Ignoring the fact that ‘trained Marxist’ is very odd phrasing, she also says they are “super-versed on ideological theories”, so one would assume Marxist theory is just one area that they’ve studied.
It helps to take the entire statement verbatim and see what's going on within each part of the whole.
"We actually do have an ideological frame. Myself, and Alicia in particular, are trained organisers. We are trained Marxists. We are super versed on ideological theories."
Parse that statement in the simple, standard way, and you get this:
We have a frame
That frame is Marxism
We are well read on ideological theories
What happens in the middle is she conflates "organising" with Marxism. In that conflation, she gives the game away -- when she refers to "organising", she means revolutionary action informed by Marxist theory.
Which is to say, they're "trained mobilisers". They're simply following a 1-2-3 framework for inciting Socialist revolution. It's as easy as that.
(Don't get me wrong, though, it's most certainly wrapped up inside a worthy cause.)
The verbal commitment to Marxism appearing
before the statement about being educated places it as a point of focus. In fact, it's the only ideology mentioned
explicitly.
This is an ownership claim made before widening the net to say "we're very educated on other ideologies
too".
I mean, you could argue that she simply didn't put her statement across in a particularly clear way (though that appears to be a hallmark of this movement), so let's offer the benefit of the doubt.
But I don't think that's the case here. Arguing that they might not be a Socialist organisation at this point is like the wilfully ignorant in America who continue to say the DSA "isn't really Socialist" and "doesn't want to remove Capitalism" even though both are quite plainly stated on their website.
I can't find the specifics anymore as it was around 2017 or so when I fell out with the movement over their manifesto. This was the early days and I wanted to know more, with the intention of donating to the cause.
Unfortunately, that cause included a commitment to increasing teachings to children in black churches of "Jesus as a revolutionary". It was said in a few more words, as you'd imagine, but boiled down to using religious indoctrination to create generations of disaffected, budding insurgents (that's perhaps too harsh a word).

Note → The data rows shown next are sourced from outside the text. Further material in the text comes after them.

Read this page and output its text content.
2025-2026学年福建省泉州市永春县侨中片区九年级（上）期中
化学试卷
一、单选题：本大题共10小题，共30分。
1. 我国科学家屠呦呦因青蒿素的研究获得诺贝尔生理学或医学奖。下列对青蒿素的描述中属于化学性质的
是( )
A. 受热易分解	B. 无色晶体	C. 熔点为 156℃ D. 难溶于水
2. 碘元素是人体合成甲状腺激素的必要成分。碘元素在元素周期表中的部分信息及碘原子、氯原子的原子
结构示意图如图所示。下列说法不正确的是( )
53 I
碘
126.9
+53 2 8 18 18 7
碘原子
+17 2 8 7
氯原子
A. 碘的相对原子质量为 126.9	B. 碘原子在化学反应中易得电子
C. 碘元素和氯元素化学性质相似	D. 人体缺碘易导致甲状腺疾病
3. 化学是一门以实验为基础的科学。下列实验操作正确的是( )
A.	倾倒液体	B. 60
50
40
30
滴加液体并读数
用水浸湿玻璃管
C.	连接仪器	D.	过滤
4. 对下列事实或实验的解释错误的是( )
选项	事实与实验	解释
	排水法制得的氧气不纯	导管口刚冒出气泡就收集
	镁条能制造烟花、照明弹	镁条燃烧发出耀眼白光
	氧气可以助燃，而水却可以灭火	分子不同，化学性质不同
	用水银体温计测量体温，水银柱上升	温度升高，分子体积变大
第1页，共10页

The site has obviously gone through multiple iterations since then, so I'd probably need to scour online commentary to find it and can't be bothered rotting my brain with that at this point, lol.
Regardless, it was very easy to put two and two together then and see that the entire thing is about control. Not liberation, not protection, not cohesion. Control, within and without.
And it's no surprise, then, that the whole thing has devolved into a religious type of fervour. Nearly every day on social media I watch people viciously gaslight, bully, belittle and accuse even their closest friends if they dare open their mouths to even question a tenet of the faith. Their so-called critical thinking is the least critical I've ever seen outside of more established fundamentalist dogma.
I've been extremely anti-theist for most of my life, studied religions, cults and the psychology that maintains them, and can spot this stuff a mile away.
But this isn't necessarily the fault of the BLM movement itself. It's caused by the genuine problems raised by that movement now coming packaged along with a monstrous form of (almost pop) Critical Theory, especially race. This will not end well, and at this point one has to assume that utter destabilisation is actually the goal -- because there's no way anyone with two functioning brain cells can think fostering division and hyper-awareness inside an already exhausted and anxious population (the result of loosening the reins too much on Capitalist exploitation) can lead to anything but a firestorm.
Still, you have to give it to them. They've played a blinder in getting it established. In some respects, this "new awakening" has plenty of positive changes it could usher in. Sadly, it appears to have taken the more ugly path in terms of communication and interpersonal relations with "non-believers" -- and once that happens, it's usually a downward spiral.